Lo abbiamo raggiunto per porgergli alcune domande, ecco il racconto del nostro colloquio.

Un presidente giovanissimo. Quali sono i sentimenti che hai provato subito dopo l’elezione?
Quando ho appreso della nomina ho pensato che il Signore mi offriva l’occasione di restituire una piccolissima parte di quell’immenso bene ricevuto in questi primi venti anni di Azione cattolica. Certo, mi accompagna anche un sano timore per la responsabilità che mi viene affidata, ma l’Ac appartiene alla Chiesa e a Dio, loro la custodiranno nonostante tutto. È rassicurante, inoltre, sapere che le decisioni importanti non le prende il presidente, ma il consiglio diocesano, che, come la presidenza, è composto da tanti amici disposti a spendersi con generosità nel servizio.

Priorità.
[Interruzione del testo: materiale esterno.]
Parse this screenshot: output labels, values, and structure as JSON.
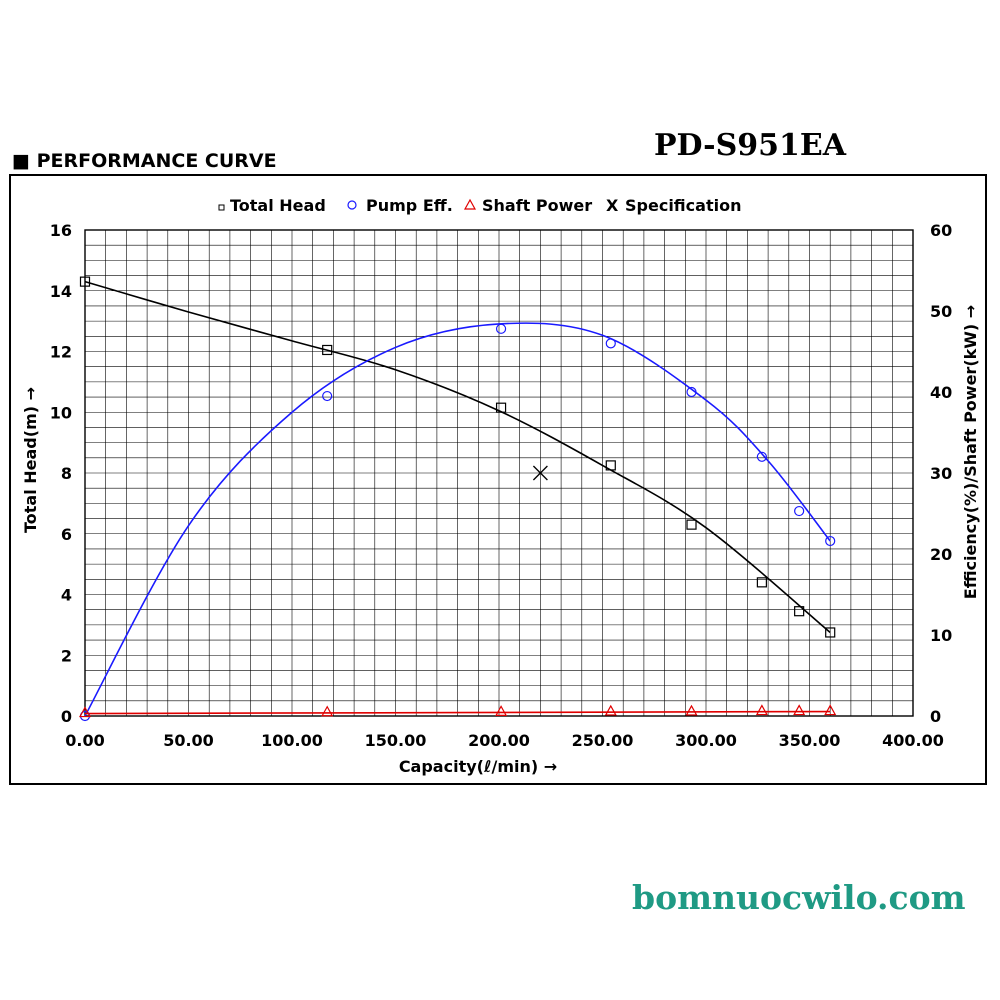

Su cosa investire, educativamente parlando?
Nel segno della continuità, occorre ripartire con il desiderio di fare nuove le cose di sempre. L’Arcivescovo ci ha suggerito alcune indicazioni pastorali, sono attenzioni ed ambiti di impegno che appartengono già alla nostra identità associativa, penso soprattutto alla centralità della formazione e della spiritualità, ma anche alla passione per il nostro territorio, alla capacità di essere testimoni negli ambienti di vita, scuole e luoghi di lavoro.
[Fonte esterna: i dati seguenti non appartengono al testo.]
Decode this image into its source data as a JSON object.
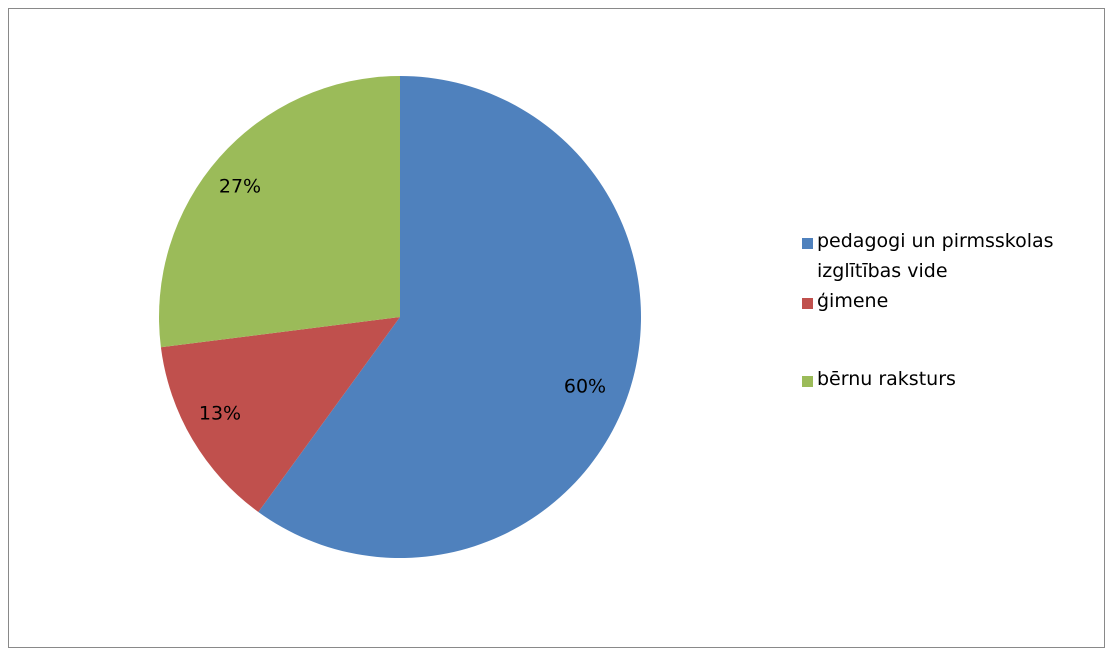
{
  "chart_data": {
    "type": "pie",
    "title": "",
    "categories": [
      "pedagogi un pirmsskolas izglītības vide",
      "ģimene",
      "bērnu raksturs"
    ],
    "values": [
      60,
      13,
      27
    ],
    "data_labels": [
      "60%",
      "13%",
      "27%"
    ],
    "colors": [
      "#4F81BD",
      "#C0504D",
      "#9BBB59"
    ],
    "legend_position": "right"
  },
  "legend": {
    "items": [
      {
        "lines": [
          "pedagogi un pirmsskolas",
          "izglītības vide"
        ],
        "color": "#4F81BD"
      },
      {
        "lines": [
          "ģimene"
        ],
        "color": "#C0504D"
      },
      {
        "lines": [
          "bērnu raksturs"
        ],
        "color": "#9BBB59"
      }
    ]
  }
}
Famiglia. Se ne parla tanto, spesso in termini “terapeutici”, come se fosse soltanto e sempre in crisi. Eppure continua ad essere il motore della società e la cellula essenziale della Chiesa...
Dire semplicemente e ripetutamente che la famiglia è in crisi non è il modo migliore per aiutarla. Siamo spesso occupati solo a difenderla, quando dovremmo testimoniare maggiormente la bellezza di un amore che è progetto condiviso quotidianamente. L’Ac continuerà a cercare sinergie educative con i genitori dei ragazzi e dei giovanissimi, proverà ad accompagnare il desiderio di famiglia dei giovani, chiederà nuovamente ai gruppi adulti di essere luogo in cui accogliere, sostenere e, soprattutto, raccontare la gioia di essere famiglia.

Periferie. Come collegare realtà diocesana e realtà parrocchiale?
Questo non sarà il tempo in cui fermarci, però, è necessario anche capire come portare la periferia al centro, rendendola parte attiva della vita associativa diocesana. In collaborazione con i parroci, dobbiamo trovare le energie per promuovere l’Ac anche nelle parrocchie in cui ancora non siamo presenti.

Cosa chiedi a tutti i tesserati della diocesi all’inizio del tuo mandato?

Ai nostri soci chiedo di esserci e di crederci in questa storia, con passione e con gioia. Guardate alla nostra Ac come un cantiere aperto in cui tutti, proprio tutti, siamo chiamati a costruire insieme “vita buona”.